Ghosting has become one of the most common dating terms in the 21st century. Never heard of it? You’re one of the lucky few. It’s when you’re seeing someone and they suddenly stop all communication with you, seemingly out of nowhere. If you’ve been dating recently you may have been subject to a “ghost”, or maybe you’ve done the ghosting yourself.

A lot of times people ghost because they’re unsure of how to communicate their true feelings and afraid to hurt someone’s feelings by being direct. You might be on date with someone and you’re just really not feeling the chemistry, or maybe they say something that you don’t agree with. Bottom line: you’re no longer interested in pursuing the relationship.

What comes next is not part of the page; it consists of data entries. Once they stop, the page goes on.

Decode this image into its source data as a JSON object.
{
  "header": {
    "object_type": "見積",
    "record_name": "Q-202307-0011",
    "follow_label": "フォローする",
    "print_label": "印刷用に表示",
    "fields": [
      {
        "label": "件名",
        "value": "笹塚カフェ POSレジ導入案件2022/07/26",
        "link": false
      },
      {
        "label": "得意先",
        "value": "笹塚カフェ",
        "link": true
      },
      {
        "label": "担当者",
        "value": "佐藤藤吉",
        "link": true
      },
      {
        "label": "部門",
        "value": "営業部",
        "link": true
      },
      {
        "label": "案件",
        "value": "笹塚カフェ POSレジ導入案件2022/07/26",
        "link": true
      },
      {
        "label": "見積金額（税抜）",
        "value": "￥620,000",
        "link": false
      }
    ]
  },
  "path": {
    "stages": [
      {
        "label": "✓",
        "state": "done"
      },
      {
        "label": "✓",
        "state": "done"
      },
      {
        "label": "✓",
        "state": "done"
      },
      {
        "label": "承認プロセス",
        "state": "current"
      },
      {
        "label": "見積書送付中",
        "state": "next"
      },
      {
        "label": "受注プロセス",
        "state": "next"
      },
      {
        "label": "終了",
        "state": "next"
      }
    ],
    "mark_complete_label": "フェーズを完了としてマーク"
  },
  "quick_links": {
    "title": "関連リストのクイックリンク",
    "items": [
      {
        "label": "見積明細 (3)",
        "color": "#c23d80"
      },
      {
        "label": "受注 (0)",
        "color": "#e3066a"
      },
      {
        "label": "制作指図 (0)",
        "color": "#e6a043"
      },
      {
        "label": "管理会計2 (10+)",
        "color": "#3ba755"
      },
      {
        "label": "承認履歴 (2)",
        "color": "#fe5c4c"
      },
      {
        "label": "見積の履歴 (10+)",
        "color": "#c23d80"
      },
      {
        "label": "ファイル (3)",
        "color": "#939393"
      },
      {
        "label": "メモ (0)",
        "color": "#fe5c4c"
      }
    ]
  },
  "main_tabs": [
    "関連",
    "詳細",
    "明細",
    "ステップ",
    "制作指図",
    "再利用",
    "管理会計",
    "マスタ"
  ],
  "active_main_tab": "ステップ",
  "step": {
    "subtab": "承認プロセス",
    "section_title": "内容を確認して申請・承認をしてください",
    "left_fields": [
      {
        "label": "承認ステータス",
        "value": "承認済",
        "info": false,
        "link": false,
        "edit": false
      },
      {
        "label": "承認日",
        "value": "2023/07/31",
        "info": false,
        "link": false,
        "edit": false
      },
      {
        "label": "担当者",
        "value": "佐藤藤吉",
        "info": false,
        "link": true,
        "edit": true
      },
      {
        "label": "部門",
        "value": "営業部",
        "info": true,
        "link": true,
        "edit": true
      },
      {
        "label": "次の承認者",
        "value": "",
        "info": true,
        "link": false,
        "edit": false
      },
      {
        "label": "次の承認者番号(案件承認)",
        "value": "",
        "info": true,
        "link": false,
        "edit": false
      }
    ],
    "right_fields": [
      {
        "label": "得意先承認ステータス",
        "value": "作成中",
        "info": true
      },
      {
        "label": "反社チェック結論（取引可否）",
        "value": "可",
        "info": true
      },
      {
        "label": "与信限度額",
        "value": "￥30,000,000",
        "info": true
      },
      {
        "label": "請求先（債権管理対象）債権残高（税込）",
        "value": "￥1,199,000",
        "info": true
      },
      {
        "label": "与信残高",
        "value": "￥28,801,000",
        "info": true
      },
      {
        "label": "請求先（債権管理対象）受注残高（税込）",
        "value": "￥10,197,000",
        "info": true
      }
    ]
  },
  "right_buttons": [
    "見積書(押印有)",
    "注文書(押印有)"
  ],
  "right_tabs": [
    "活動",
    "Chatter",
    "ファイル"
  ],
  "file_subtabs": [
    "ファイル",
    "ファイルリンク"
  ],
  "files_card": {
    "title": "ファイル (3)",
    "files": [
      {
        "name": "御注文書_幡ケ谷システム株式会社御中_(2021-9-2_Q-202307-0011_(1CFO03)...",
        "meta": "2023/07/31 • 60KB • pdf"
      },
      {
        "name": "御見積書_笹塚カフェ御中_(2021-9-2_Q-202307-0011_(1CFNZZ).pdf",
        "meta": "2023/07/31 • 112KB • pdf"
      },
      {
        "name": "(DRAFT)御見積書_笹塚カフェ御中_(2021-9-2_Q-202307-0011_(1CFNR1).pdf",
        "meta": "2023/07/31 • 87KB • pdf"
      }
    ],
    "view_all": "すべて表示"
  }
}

In today’s day and age, it seems to feel easier to just drop off the face of the earth and stay silent rather than hurting someone’s feelings with the truth. In reality, the truth is always better – even if it’s harder to say.

When you get ghosted you feel rejected, hurt, confused. You start to question everything that happened. Was it something I did? Was it something I said? Everything that the ghoster tried to avoid by disappearing actually tends to happen ten-fold. The guesswork behind getting ghosted is the worst part.

As a dating expert, I see this time and time again from both parties. The ghoster doesn’t want to hurt the other person because they just aren’t feeling it, and the ghostee ends up feeling even more hurt and rejected because of the unknown. So what should you do if you’re dating someone and you don’t see it going any further? Tell them. It sounds harder than it is. You can let them down gently through a text or a phone call, whichever was your normal mode of communication.

An easy formula (you’re welcome!):

“Hey X, I just want to be honest with you and let you know that I just don’t see this going any further. It’s been nice getting to know you and I wish you lots of luck in your search!”

Sure, no one wants to receive that text. But at the end of the day, that person will appreciate your honesty and transparency. The candid closure is all you both need to move on and date somebody new. Think of it as karma – do unto others as you would want to be done to you. No one ever wants to be ghosted.